As the months went by and her stomach expanded, she watched in triumph as shoots became buds which then blossomed into bright and perfect flowers. She loved walking along the garden beds and drinking in the colours: each bloom seemed to say, See? You can nurture life. You can make things grow up the way they should, and the baby often kicked her as if to agree. When she got too big to bend over, Rory took over most of the work, and she would watch him in the late afternoons from the comfort of a nearby lawn chair, her hands absent-mindedly stroking her rounded belly, a smile on her face. And for all its smallness, she found that she liked this world of theirs. It was just them, Amy and Rory and their as-yet-unnamed baby, in their little house with their little garden.
It might have been a dream, but the memory of the colours in the flowerbed and that feeling of life growing inside her lingered on long after she woke up on the TARDIS.
After Demon's Run, Amy took up gardening in the real world. They didn't have a proper garden, but she made Rory drive her to the nearest nursery so she could buy some pot plants to scatter around their small flat.
She was fiercely protective of them, constantly moving them so they could catch the best sunlight, reading magazines and books to figure out the most nutritious combination of water and plant food, watering them with a strange and tender look in her eyes.
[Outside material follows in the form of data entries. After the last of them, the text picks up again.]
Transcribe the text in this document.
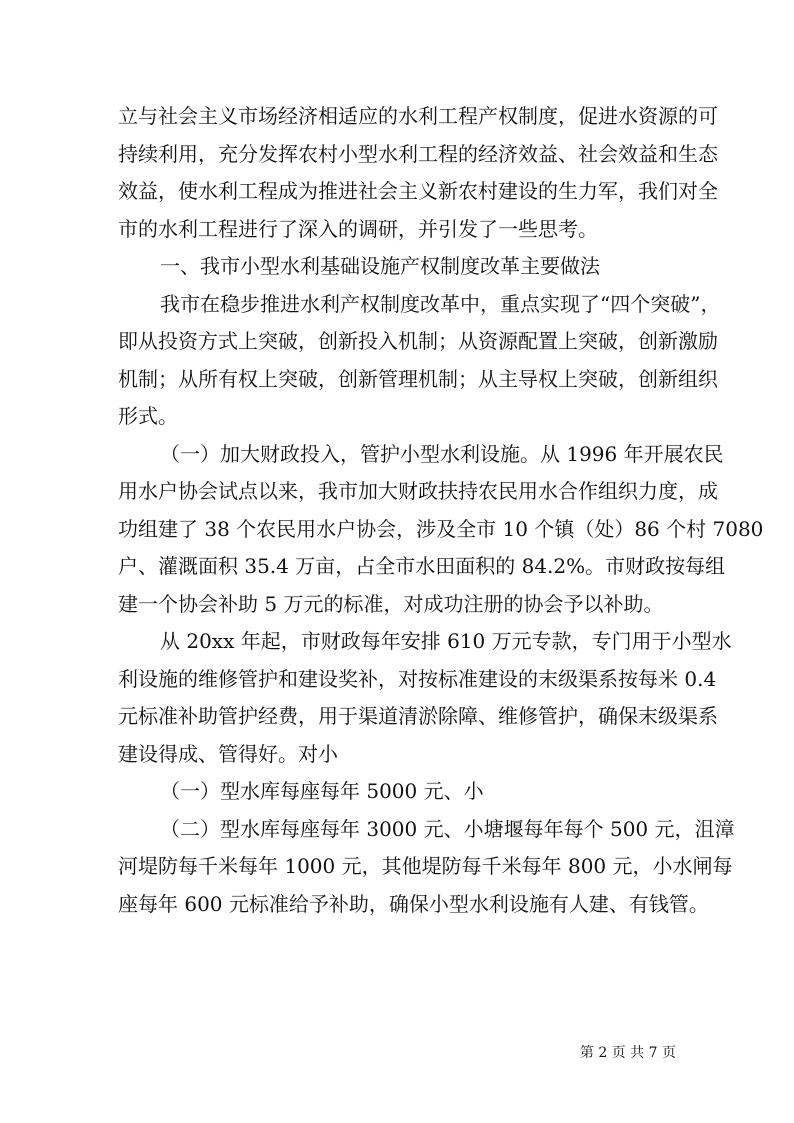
立与社会主义市场经济相适应的水利工程产权制度，促进水资源的可
持续利用，充分发挥农村小型水利工程的经济效益、社会效益和生态
效益，使水利工程成为推进社会主义新农村建设的生力军，我们对全
市的水利工程进行了深入的调研，并引发了一些思考。
一、我市小型水利基础设施产权制度改革主要做法
我市在稳步推进水利产权制度改革中，重点实现了“四个突破”，
即从投资方式上突破，创新投入机制；从资源配置上突破，创新激励
机制；从所有权上突破，创新管理机制；从主导权上突破，创新组织
形式。
（一）加大财政投入，管护小型水利设施。从 1996 年开展农民
用水户协会试点以来，我市加大财政扶持农民用水合作组织力度，成
功组建了 38 个农民用水户协会，涉及全市 10 个镇（处）86 个村 7080
户、灌溉面积 35.4 万亩，占全市水田面积的 84.2%。市财政按每组
建一个协会补助 5 万元的标准，对成功注册的协会予以补助。
从 20xx 年起，市财政每年安排 610 万元专款，专门用于小型水
利设施的维修管护和建设奖补，对按标准建设的末级渠系按每米 0.4
元标准补助管护经费，用于渠道清淤除障、维修管护，确保末级渠系
建设得成、管得好。对小
（一）型水库每座每年 5000 元、小
（二）型水库每座每年 3000 元、小塘堰每年每个 500 元，沮漳
河堤防每千米每年 1000 元，其他堤防每千米每年 800 元，小水闸每
座每年 600 元标准给予补助，确保小型水利设施有人建、有钱管。
第 2 页 共 7 页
It gave her something to do, instead of staring at her phone or wandering aimlessly around their flat - a flat that was perfect for a young couple of newlyweds, a couple without children.
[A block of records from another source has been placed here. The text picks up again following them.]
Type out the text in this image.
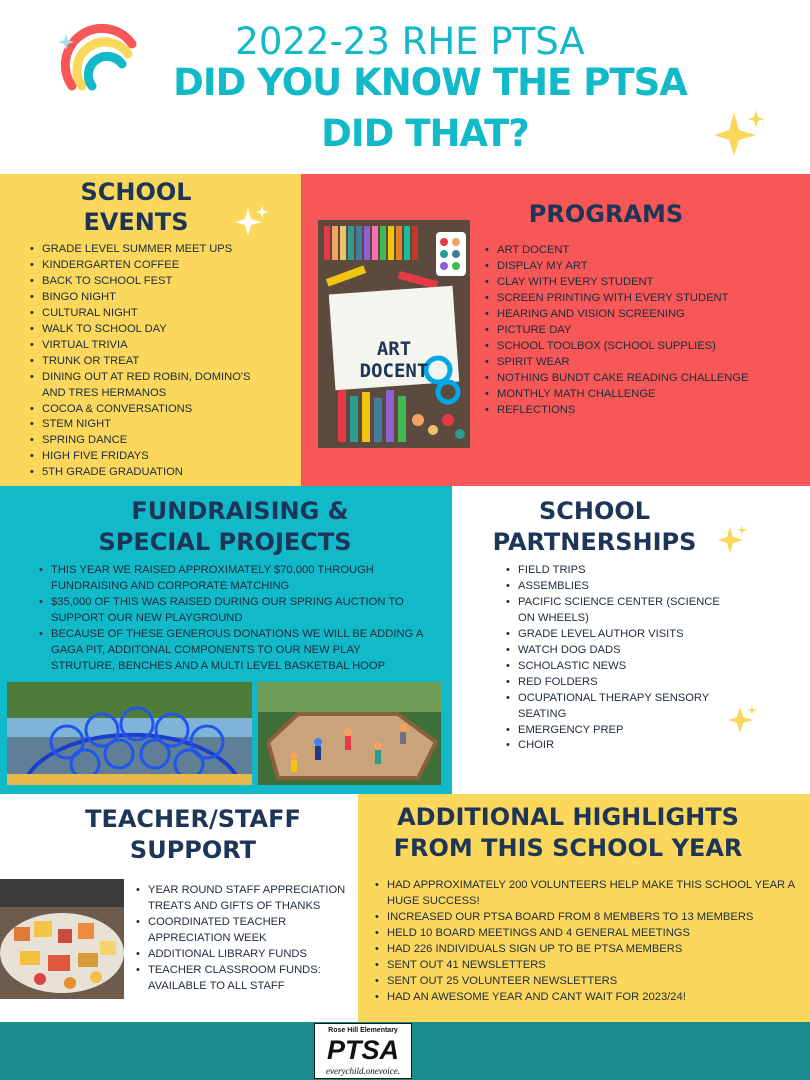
2022-23 RHE PTSA
DID YOU KNOW THE PTSA
DID THAT?
SCHOOL
EVENTS
• GRADE LEVEL SUMMER MEET UPS
• KINDERGARTEN COFFEE
• BACK TO SCHOOL FEST
• BINGO NIGHT
• CULTURAL NIGHT
• WALK TO SCHOOL DAY
• VIRTUAL TRIVIA
• TRUNK OR TREAT
• DINING OUT AT RED ROBIN, DOMINO'S AND TRES HERMANOS
• COCOA & CONVERSATIONS
• STEM NIGHT
• SPRING DANCE
• HIGH FIVE FRIDAYS
• 5TH GRADE GRADUATION
PROGRAMS
ART
DOCENT
• ART DOCENT
• DISPLAY MY ART
• CLAY WITH EVERY STUDENT
• SCREEN PRINTING WITH EVERY STUDENT
• HEARING AND VISION SCREENING
• PICTURE DAY
• SCHOOL TOOLBOX (SCHOOL SUPPLIES)
• SPIRIT WEAR
• NOTHING BUNDT CAKE READING CHALLENGE
• MONTHLY MATH CHALLENGE
• REFLECTIONS
FUNDRAISING &
SPECIAL PROJECTS
• THIS YEAR WE RAISED APPROXIMATELY $70,000 THROUGH FUNDRAISING AND CORPORATE MATCHING
• $35,000 OF THIS WAS RAISED DURING OUR SPRING AUCTION TO SUPPORT OUR NEW PLAYGROUND
• BECAUSE OF THESE GENEROUS DONATIONS WE WILL BE ADDING A GAGA PIT, ADDITONAL COMPONENTS TO OUR NEW PLAY STRUTURE, BENCHES AND A MULTI LEVEL BASKETBAL HOOP
SCHOOL
PARTNERSHIPS
• FIELD TRIPS
• ASSEMBLIES
• PACIFIC SCIENCE CENTER (SCIENCE ON WHEELS)
• GRADE LEVEL AUTHOR VISITS
• WATCH DOG DADS
• SCHOLASTIC NEWS
• RED FOLDERS
• OCUPATIONAL THERAPY SENSORY SEATING
• EMERGENCY PREP
• CHOIR
TEACHER/STAFF
SUPPORT
• YEAR ROUND STAFF APPRECIATION TREATS AND GIFTS OF THANKS
• COORDINATED TEACHER APPRECIATION WEEK
• ADDITIONAL LIBRARY FUNDS
• TEACHER CLASSROOM FUNDS: AVAILABLE TO ALL STAFF
ADDITIONAL HIGHLIGHTS
FROM THIS SCHOOL YEAR
• HAD APPROXIMATELY 200 VOLUNTEERS HELP MAKE THIS SCHOOL YEAR A HUGE SUCCESS!
• INCREASED OUR PTSA BOARD FROM 8 MEMBERS TO 13 MEMBERS
• HELD 10 BOARD MEETINGS AND 4 GENERAL MEETINGS
• HAD 226 INDIVIDUALS SIGN UP TO BE PTSA MEMBERS
• SENT OUT 41 NEWSLETTERS
• SENT OUT 25 VOLUNTEER NEWSLETTERS
• HAD AN AWESOME YEAR AND CANT WAIT FOR 2023/24!
Rose Hill Elementary
PTSA
everychild.onevoice.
But they weren't just a couple of newlyweds. They had a baby. They had a baby, and she had disappeared, and now they were back in their lives with everything the same as when they'd left for Utah, as if nothing had ever happened, as if Melody had never existed.
The worst part was that Amy couldn't even remember how it felt to have her baby growing inside her. She didn't get to watch her belly expand; she didn't get to send Rory out on emergency grocery runs whenever she had a weird craving; she didn't get to see his face light up when he felt their baby kick for the first time or have him hold her hair back when she threw up from morning sickness.
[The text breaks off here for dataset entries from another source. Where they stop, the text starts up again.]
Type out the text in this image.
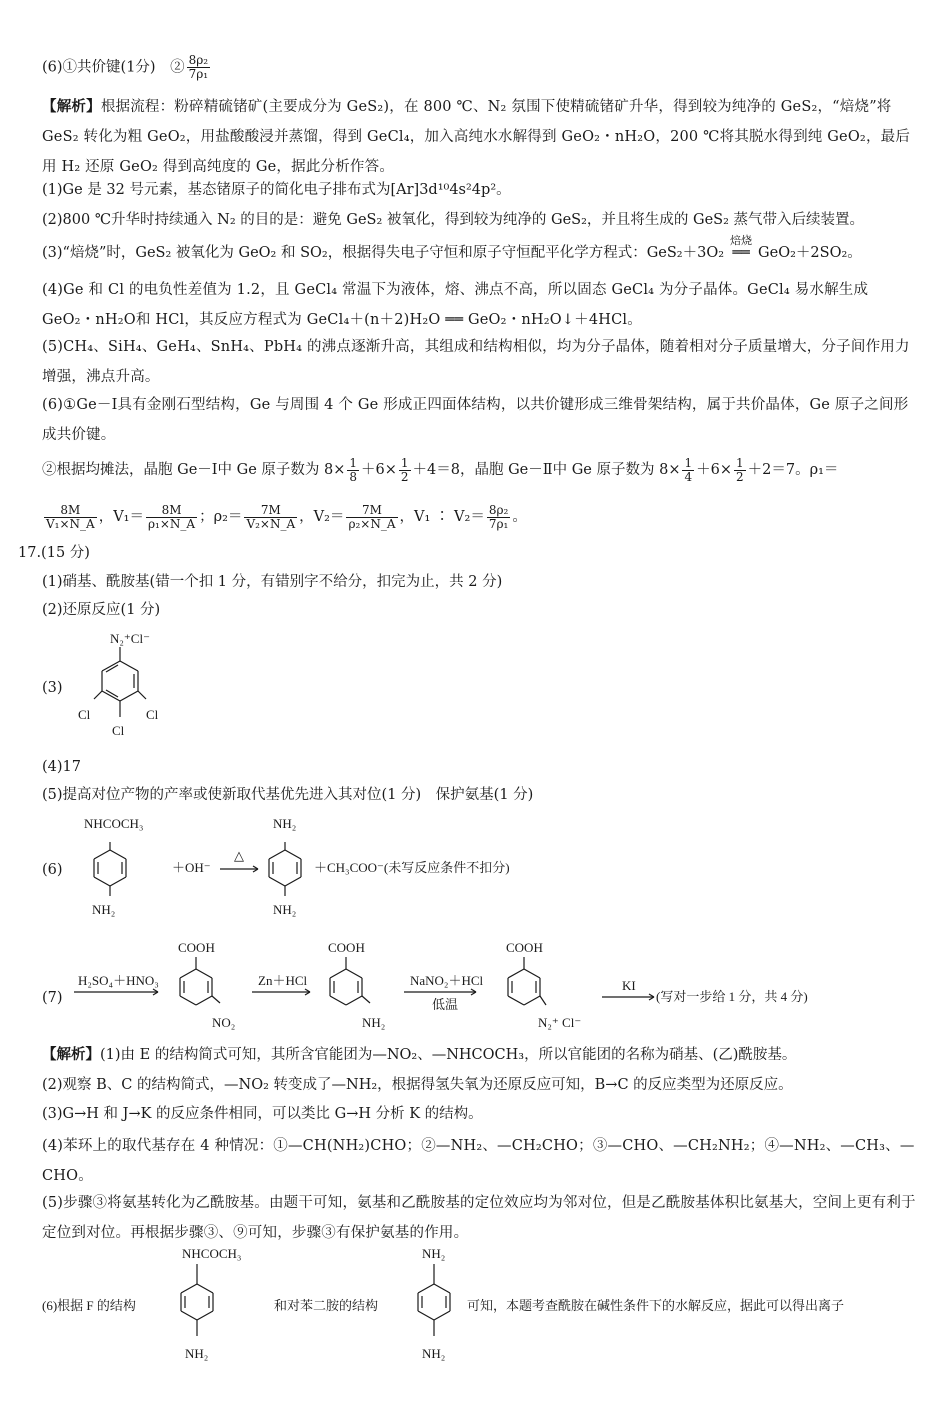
(6)①共价键(1分)　② $\frac{\text{8ρ₂}}{\text{7ρ₁}}$
【解析】根据流程：粉碎精硫锗矿(主要成分为 GeS₂)，在 800 ℃、N₂ 氛围下使精硫锗矿升华，得到较为纯净的 GeS₂，“焙烧”将 GeS₂ 转化为粗 GeO₂，用盐酸酸浸并蒸馏，得到 GeCl₄，加入高纯水水解得到 GeO₂・nH₂O，200 ℃将其脱水得到纯 GeO₂，最后用 H₂ 还原 GeO₂ 得到高纯度的 Ge，据此分析作答。
(1)Ge 是 32 号元素，基态锗原子的简化电子排布式为[Ar]3d¹⁰4s²4p²。
(2)800 ℃升华时持续通入 N₂ 的目的是：避免 GeS₂ 被氧化，得到较为纯净的 GeS₂，并且将生成的 GeS₂ 蒸气带入后续装置。
(3)“焙烧”时，GeS₂ 被氧化为 GeO₂ 和 SO₂，根据得失电子守恒和原子守恒配平化学方程式：GeS₂＋3O₂
焙烧
══ GeO₂＋2SO₂。
(4)Ge 和 Cl 的电负性差值为 1.2，且 GeCl₄ 常温下为液体，熔、沸点不高，所以固态 GeCl₄ 为分子晶体。GeCl₄ 易水解生成 GeO₂・nH₂O和 HCl，其反应方程式为 GeCl₄＋(n＋2)H₂O ══ GeO₂・nH₂O↓＋4HCl。
(5)CH₄、SiH₄、GeH₄、SnH₄、PbH₄ 的沸点逐渐升高，其组成和结构相似，均为分子晶体，随着相对分子质量增大，分子间作用力增强，沸点升高。
(6)①Ge－Ⅰ具有金刚石型结构，Ge 与周围 4 个 Ge 形成正四面体结构，以共价键形成三维骨架结构，属于共价晶体，Ge 原子之间形成共价键。
②根据均摊法，晶胞 Ge－Ⅰ中 Ge 原子数为 $8\times \frac{1}{8} +6\times \frac{1}{2} +4=8$，晶胞 Ge－Ⅱ中 Ge 原子数为 $8\times \frac{1}{4} +6\times \frac{1}{2} +2=7$。ρ₁＝
$\frac{8M}{\text{V₁×N\_A}}$ ，$V_1= \frac{8M}{\text{ρ₁×N\_A}}$ ；$\rho_2= \frac{7M}{\text{V₂×N\_A}}$ ，$V_2= \frac{7M}{\text{ρ₂×N\_A}}$ ，V₁ ∶ $V_2= \frac{\text{8ρ₂}}{\text{7ρ₁}}$ 。
17.(15 分)
(1)硝基、酰胺基(错一个扣 1 分，有错别字不给分，扣完为止，共 2 分)
(2)还原反应(1 分)
(3)
N₂⁺Cl⁻
Cl	Cl
Cl
(4)17
(5)提高对位产物的产率或使新取代基优先进入其对位(1 分)　保护氨基(1 分)
(6)
NHCOCH₃
NH₂
＋OH⁻
△
NH₂
NH₂
＋CH₃COO⁻(未写反应条件不扣分)
(7)
H₂SO₄＋HNO₃
COOH
NO₂
Zn＋HCl
COOH
NH₂
NaNO₂＋HCl
低温
COOH
N₂⁺ Cl⁻
KI
(写对一步给 1 分，共 4 分)
【解析】(1)由 E 的结构简式可知，其所含官能团为—NO₂、—NHCOCH₃，所以官能团的名称为硝基、(乙)酰胺基。
(2)观察 B、C 的结构简式，—NO₂ 转变成了—NH₂，根据得氢失氧为还原反应可知，B→C 的反应类型为还原反应。
(3)G→H 和 J→K 的反应条件相同，可以类比 G→H 分析 K 的结构。
(4)苯环上的取代基存在 4 种情况：①—CH(NH₂)CHO；②—NH₂、—CH₂CHO；③—CHO、—CH₂NH₂；④—NH₂、—CH₃、—CHO。
(5)步骤③将氨基转化为乙酰胺基。由题干可知，氨基和乙酰胺基的定位效应均为邻对位，但是乙酰胺基体积比氨基大，空间上更有利于定位到对位。再根据步骤③、⑨可知，步骤③有保护氨基的作用。
(6)根据 F 的结构
NHCOCH₃
NH₂
和对苯二胺的结构
NH₂
NH₂
可知，本题考查酰胺在碱性条件下的水解反应，据此可以得出离子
She and Rory should have been taking it in turns to wake up to Melody's cries in the early hours of the morning instead of taking it in turns to water the plants. They should have been arguing about whose turn it was to change dirty nappies instead of arguing about whether it was time to re-pot. She should have been taking care of their newborn baby girl instead of taking care of flowers.
Despite her best efforts, all the energy and time she spent poring over gardening magazines and watching home and garden programmes, slowly but surely, her flowers began to fade.
Rory came home one afternoon to find Amy kneeling in front of a dead plant, crying bitterly. He joined her on the floor and wrapped his arms around her, his hands resting over hers on her stomach.
"It's gone," she sobbed, over and over again. "I can't even look after a stupid pot plant."
Here they were, just Amy and Rory once again, alone in the small, cheap flat that felt too big for just the two of them now.